Presentation to the Melbourne Atheist Society, Tuesday May 10th, 2011

As David Miller, co-ordinator of the Atheist Society has pointed out Dr. Joe Toscano, of the Anarchist Media Institute, was supposed to be speaking this evening. It is very unfortunate that the has been unable to attend due to family matters and I am humbled that he nominated me to take his place; although I have had only a short period to prepare for this presentation, I will be using the title nominated by Dr. Toscano, and hopefully it will be in a similar spirit.
I will take this opportunity to mention that Dr. Toscano is one of the great radicals of Melbourne. A medical practitioner and surgeon, he was the chief organiser of the 1986 Australian Anarchist Centenary Celebrations, has run the Anarchist World radio show on 3CR since 1977 and produced a weekly newsletter, the Anarchist Age Review, since 1991, which is nearing a thousand issues. One of the most prominent recent campaigns he has been involved in is founding and promoting "Defend and Extend Medicare" through decentralised community groups. That attracted not only the criticism of the government's health minister as well as briefing papers on the activists by "a senior intelligence official".
If there are any "senior intelligence officials" in the audience, I hope you enjoy tonight. Please listen carefully and take plenty of notes. You and your masters might learn something.
Imposed authority; it can blunt and obvious, as the truncheon on the skull, or can be subtle, through laws, regulations and very importantly property relations. It can be carried out by legal authority which claim a legitimate monopoly on violence, or it can be carried out by illegal groups. It can be carried out in an organised fashion or randomly. It can be carried out by individuals, groups, or through formal institutions. But ultimately it relies on the use of force against individuals who have not breached their natural, subjective rights or those rights that arise from inter-subjective agreement. That particular classification is noted in order to distinguish against that those who engage in imposed authority against these natural rights of others will find that their rights are temporarily suspended. One who engages in violence against another may discover that, contrary to their will or consent, that others will restrain their actions of harm, and this applies equally to the criminal or the government.

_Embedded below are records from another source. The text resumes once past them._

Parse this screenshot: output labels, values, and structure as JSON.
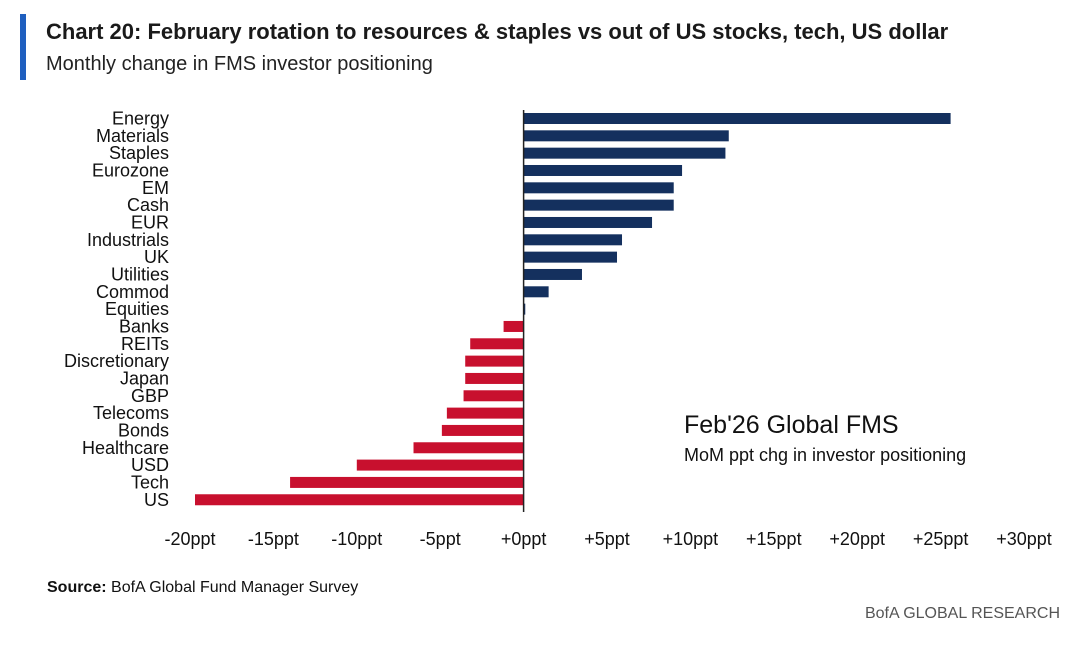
{
  "header": {
    "title": "Chart 20: February rotation to resources & staples vs out of US stocks, tech, US dollar",
    "subtitle": "Monthly change in FMS investor positioning"
  },
  "chart_data": {
    "type": "bar",
    "orientation": "horizontal",
    "categories": [
      "Energy",
      "Materials",
      "Staples",
      "Eurozone",
      "EM",
      "Cash",
      "EUR",
      "Industrials",
      "UK",
      "Utilities",
      "Commod",
      "Equities",
      "Banks",
      "REITs",
      "Discretionary",
      "Japan",
      "GBP",
      "Telecoms",
      "Bonds",
      "Healthcare",
      "USD",
      "Tech",
      "US"
    ],
    "values": [
      25.6,
      12.3,
      12.1,
      9.5,
      9.0,
      9.0,
      7.7,
      5.9,
      5.6,
      3.5,
      1.5,
      0.1,
      -1.2,
      -3.2,
      -3.5,
      -3.5,
      -3.6,
      -4.6,
      -4.9,
      -6.6,
      -10.0,
      -14.0,
      -19.7
    ],
    "xlim": [
      -20,
      30
    ],
    "xticks": [
      -20,
      -15,
      -10,
      -5,
      0,
      5,
      10,
      15,
      20,
      25,
      30
    ],
    "xtick_labels": [
      "-20ppt",
      "-15ppt",
      "-10ppt",
      "-5ppt",
      "+0ppt",
      "+5ppt",
      "+10ppt",
      "+15ppt",
      "+20ppt",
      "+25ppt",
      "+30ppt"
    ],
    "xlabel": "",
    "ylabel": "",
    "grid": false,
    "annotation": {
      "title": "Feb'26 Global FMS",
      "subtitle": "MoM ppt chg in investor positioning"
    },
    "colors": {
      "positive": "#14305e",
      "negative": "#c8102e",
      "axis": "#222222"
    }
  },
  "footer": {
    "source_label": "Source:",
    "source_text": "BofA Global Fund Manager Survey",
    "brand": "BofA GLOBAL RESEARCH"
  }
}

More radically, one include in this is the right to an equal share of natural resources; the distinction between economic land, labour and capital is often overlooked since political economy has become a very specialised rather than general discipline. "Land rights" are natural rights - following Locke, Rousseau, Paine, Adam Smith, David Ricardo and through to contemporary economists such as Galbraith, Friedman, Solow, Samuelson, Vickery - the withholding of natural resource to the exclusion of others without compensation is an act of subtle violence. As this address is being made in a Unitarian church hall, I feel it appropriate to refer to Harriet Martineau's comment: "The old practice of man holding man as property is nearly exploded among civilised nations; and the analogous barbarism of man holding the surface of the globe as property cannot long survive. The idea of this being a barbarism is now fairly formed, admitted and established among some of the best minds of the time; and the result is, as in all such cases, ultimately secure"; to secure land to exclusion of others without compensation to the community is to be a enslaver.